By Brian Savard
SELINSGROVE, Pennsylvania, August 31. THE On Campus series focuses its attention next on Williams senior Chris Millen. Millen represented the Ephs at the 2007 National Collegiate Athletic Association (NCAA) Division III Swimming and Diving championships, placing eighth in the 200 IM (1:54.28), second in the 400 IM (3:58.26) and second in the 200 butterfly (1:49.88). He also swam the third leg on the second-place Williams 800 freestyle relay, splitting a 1:41.14. Millen earned three school records with silver-medal swims in the 200 butterfly, the 800 freestyle relay and the 400 IM.
Millen, a English and economics double major, comes from Richboro, Pa., a suburb of Philadelphia. He attended high school at Holy Ghost Prep, a class AA school in North Philadelphia. Millen earned a bronze medal at the Pennsylvania AA High School Championships his senior year in the 200 IM behind current senior college swimmers Alex Goldsmith of Yale and Chris Weitekamp of the University of Pennsylvania. Millen also placed fourth in the 500 freestyle.
What one song psyches you up the most before a race?
I try not to depend on music as a psych-up tool; if I do listen to anything, it's in order to keep me from thinking too much about my race.
Collegiate awards won (both academic and athletic):
Division III All-American
Where do you see yourself five years from now?
I'm still in denial about having only a year left of college, so I don't have a finite five-year plan. Hopefully, I'll be doing something enjoyable, as long as I'm not still living at home.
What made you choose the college that you attend?
I chose Williams because I felt I needed to go somewhere completely different from where I was. I wanted academics to be more important to me than they had been. The small size of the college really appealed to me, and I actually like that it's as isolated as it is. I drove up to get to know the team after I left Florida and was 100 percent sure that these were the kind of people that I wanted to finish college with.
At what point in your swimming career did you realize your talent as an elite swimmer?
I had my biggest breakthrough during the summer after my freshman year of high school, so that's when it got into my head that I could be good. That's when I really made the commitment to make the sacrifices to get faster.
I think people often confuse talent with work ethic because you can't tell which combination of the two a swimmer has simply from their times, and even though I will never consider myself to be naturally talented, that was the point at which I realized I had at least the potential to improve through hard work. It's also when I picked up the mile as one of my main events, and even though I don't do it anymore, training for it and doing lots of distance fly and IM sets made me tougher, so I had more confidence in myself and started to believe I could be good, which is really important, too. The training I had been doing in the senior group at my club team that year really took me to the next level, and it's been a pretty gradual climb since then.

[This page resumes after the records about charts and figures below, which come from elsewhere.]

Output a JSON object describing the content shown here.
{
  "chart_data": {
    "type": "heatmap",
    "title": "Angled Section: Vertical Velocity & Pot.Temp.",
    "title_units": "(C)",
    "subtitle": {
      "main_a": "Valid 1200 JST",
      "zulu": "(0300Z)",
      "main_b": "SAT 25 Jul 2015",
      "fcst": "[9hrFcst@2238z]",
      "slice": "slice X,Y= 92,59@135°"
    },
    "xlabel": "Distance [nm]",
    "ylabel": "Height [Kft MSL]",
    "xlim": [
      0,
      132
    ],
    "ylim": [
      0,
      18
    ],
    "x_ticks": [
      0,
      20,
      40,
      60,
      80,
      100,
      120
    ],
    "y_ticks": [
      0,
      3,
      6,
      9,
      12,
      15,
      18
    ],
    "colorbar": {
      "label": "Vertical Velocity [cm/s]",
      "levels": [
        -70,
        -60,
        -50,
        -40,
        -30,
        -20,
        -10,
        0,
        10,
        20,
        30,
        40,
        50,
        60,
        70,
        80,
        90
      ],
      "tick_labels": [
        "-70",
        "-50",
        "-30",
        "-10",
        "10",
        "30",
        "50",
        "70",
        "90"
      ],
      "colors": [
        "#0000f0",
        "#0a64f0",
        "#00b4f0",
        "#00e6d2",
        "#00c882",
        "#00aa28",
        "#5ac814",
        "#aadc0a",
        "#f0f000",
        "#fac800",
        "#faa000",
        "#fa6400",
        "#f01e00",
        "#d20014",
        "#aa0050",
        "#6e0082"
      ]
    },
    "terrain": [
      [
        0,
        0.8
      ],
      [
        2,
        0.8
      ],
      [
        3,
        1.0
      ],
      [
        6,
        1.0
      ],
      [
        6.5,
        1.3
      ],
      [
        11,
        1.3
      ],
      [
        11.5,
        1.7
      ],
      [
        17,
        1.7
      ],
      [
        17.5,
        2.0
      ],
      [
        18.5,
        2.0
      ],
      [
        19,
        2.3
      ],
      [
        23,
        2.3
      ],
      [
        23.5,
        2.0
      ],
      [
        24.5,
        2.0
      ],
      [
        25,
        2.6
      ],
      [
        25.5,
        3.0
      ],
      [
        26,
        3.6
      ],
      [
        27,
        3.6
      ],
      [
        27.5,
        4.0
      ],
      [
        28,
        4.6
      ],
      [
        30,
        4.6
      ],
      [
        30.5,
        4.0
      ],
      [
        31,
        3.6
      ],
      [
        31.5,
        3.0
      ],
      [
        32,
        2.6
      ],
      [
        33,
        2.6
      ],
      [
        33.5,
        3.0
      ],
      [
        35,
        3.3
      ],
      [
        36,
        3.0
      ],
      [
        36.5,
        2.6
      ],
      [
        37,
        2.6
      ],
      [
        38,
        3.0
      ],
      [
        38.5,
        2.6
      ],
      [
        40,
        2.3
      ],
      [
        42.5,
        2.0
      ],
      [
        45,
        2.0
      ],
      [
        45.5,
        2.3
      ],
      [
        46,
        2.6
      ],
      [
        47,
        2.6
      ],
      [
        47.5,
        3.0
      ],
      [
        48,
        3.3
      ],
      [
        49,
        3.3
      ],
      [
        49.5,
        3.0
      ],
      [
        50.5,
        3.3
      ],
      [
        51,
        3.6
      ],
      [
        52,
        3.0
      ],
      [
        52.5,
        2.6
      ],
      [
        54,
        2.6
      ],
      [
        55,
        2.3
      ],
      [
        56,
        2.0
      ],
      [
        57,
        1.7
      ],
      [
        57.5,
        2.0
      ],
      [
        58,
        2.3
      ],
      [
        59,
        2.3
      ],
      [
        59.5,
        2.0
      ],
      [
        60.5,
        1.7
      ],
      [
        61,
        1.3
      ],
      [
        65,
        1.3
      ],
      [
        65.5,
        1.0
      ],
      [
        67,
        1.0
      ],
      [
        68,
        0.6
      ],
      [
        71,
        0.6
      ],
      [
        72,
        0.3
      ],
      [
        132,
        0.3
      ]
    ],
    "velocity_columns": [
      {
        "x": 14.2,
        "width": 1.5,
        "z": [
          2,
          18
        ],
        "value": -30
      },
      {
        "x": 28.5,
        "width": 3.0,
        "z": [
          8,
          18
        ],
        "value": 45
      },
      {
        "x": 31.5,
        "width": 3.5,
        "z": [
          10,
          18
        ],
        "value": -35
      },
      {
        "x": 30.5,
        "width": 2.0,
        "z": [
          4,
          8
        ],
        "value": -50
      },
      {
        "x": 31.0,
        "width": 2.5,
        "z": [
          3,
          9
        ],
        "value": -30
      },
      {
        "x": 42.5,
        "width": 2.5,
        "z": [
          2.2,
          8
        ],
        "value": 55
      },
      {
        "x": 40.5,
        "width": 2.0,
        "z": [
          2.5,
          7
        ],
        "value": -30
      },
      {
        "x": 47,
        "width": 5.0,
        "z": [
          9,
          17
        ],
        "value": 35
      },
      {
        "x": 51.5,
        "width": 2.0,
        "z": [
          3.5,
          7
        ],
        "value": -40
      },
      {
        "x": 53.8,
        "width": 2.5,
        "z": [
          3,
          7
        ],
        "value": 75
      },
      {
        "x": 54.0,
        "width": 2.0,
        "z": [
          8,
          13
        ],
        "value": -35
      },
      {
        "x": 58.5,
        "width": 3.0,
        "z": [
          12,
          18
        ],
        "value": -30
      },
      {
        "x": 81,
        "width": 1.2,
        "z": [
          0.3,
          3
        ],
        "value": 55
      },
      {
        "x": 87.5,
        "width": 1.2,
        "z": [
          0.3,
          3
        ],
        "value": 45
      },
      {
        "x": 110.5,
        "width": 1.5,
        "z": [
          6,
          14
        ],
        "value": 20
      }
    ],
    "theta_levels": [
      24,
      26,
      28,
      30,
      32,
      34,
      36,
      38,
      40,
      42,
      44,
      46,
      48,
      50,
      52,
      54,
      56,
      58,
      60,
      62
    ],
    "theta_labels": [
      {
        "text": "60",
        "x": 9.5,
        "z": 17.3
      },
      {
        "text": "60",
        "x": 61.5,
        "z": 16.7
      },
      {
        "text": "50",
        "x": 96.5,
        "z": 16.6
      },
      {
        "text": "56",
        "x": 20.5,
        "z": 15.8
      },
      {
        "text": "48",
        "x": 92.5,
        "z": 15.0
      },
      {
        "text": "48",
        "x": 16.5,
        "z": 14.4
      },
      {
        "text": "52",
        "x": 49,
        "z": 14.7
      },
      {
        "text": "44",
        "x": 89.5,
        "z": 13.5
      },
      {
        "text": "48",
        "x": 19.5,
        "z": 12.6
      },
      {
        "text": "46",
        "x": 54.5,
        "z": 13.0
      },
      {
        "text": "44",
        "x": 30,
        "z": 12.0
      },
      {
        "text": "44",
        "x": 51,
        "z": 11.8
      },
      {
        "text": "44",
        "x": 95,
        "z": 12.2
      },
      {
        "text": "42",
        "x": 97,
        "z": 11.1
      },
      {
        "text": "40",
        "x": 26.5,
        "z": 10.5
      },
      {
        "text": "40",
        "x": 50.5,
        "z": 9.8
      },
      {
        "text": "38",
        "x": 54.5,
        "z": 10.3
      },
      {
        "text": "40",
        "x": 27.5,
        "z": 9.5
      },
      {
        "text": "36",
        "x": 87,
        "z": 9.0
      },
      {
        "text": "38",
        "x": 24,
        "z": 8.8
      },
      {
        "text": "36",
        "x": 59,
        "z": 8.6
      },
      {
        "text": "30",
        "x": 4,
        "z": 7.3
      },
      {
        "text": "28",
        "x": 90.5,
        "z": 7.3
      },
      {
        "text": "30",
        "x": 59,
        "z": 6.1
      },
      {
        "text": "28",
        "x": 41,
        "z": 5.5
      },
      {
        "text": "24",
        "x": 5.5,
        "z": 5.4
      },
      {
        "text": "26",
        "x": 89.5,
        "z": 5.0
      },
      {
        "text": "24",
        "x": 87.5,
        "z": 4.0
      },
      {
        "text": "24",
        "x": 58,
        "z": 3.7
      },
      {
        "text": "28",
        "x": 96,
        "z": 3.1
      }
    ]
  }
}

What are your goals for the 2007-08 season?
I am going to drop all of my times from last year, especially my 200 free for the relay. And I'm looking to improve my backstroke and breaststroke, because that's the weak half of my IM.
My main goal, however, is to be happy with how I swim both in-season and tapered, because NCAAs was disappointing for me after how well I had swum in dual meets and at my conference meet last season. I want to end this year on a good note and, of course, have fun sharing it with my teammates.
What advice would you give to a high school swimmer with your talent looking at colleges?
Keep an open mind because you can miss out on a great school you might really love by generalizing and not paying attention to the things that really make it special. Go somewhere where you'll be challenged but comfortable, both in the classroom and in the pool. Find a close team that you genuinely like, that shares your goals and interests, and will motivate you to be better, not just for yourself, but for your teammates, too.
Make sure you can train and compete as much as you want, and find a program you won't grow out of. Choose a school that fits you academically, socially, and athletically, because if any of those three things doesn't work for you, it will be hard to compensate with the other ones—I learned that lesson the hard way. Most importantly, though, choose a school and a team where you know you'll have fun, because you're only young and in college once.
What is the most difficult challenge that you've had to overcome in your swimming career?
I hit a plateau my first two years of college. I didn't drop much time, even though I was training more than ever, and swimming wasn't as fun for me as it used to be. Between long course and short course, I'd had three mediocre seasons in a row and was in the middle of a fourth during my sophomore year. I had thought I just needed time to adjust to the program, but when I came back for my second year, nothing felt right about what I was doing. It was frustrating not to enjoy the sport that I loved so much while I was still putting in all the time and energy. I dreaded going to practice, and that was hard for me, because I'm definitely a trainer. When my shoulder started give me trouble and I had to take some time off that fall, I had to step back and evaluate where I was going with this. I knew that I definitely needed to move on, because I wasn't happy with my swimming, and that was combining with other things to create a really bad college experience for me. A coach who had worked with my club team had said, "If nothing changes, nothing changes." So I reprioritized; I made up my mind to finish out the year and find somewhere else. Starting over was kind of scary, but I knew it would be worth it, and now swimming is fun again.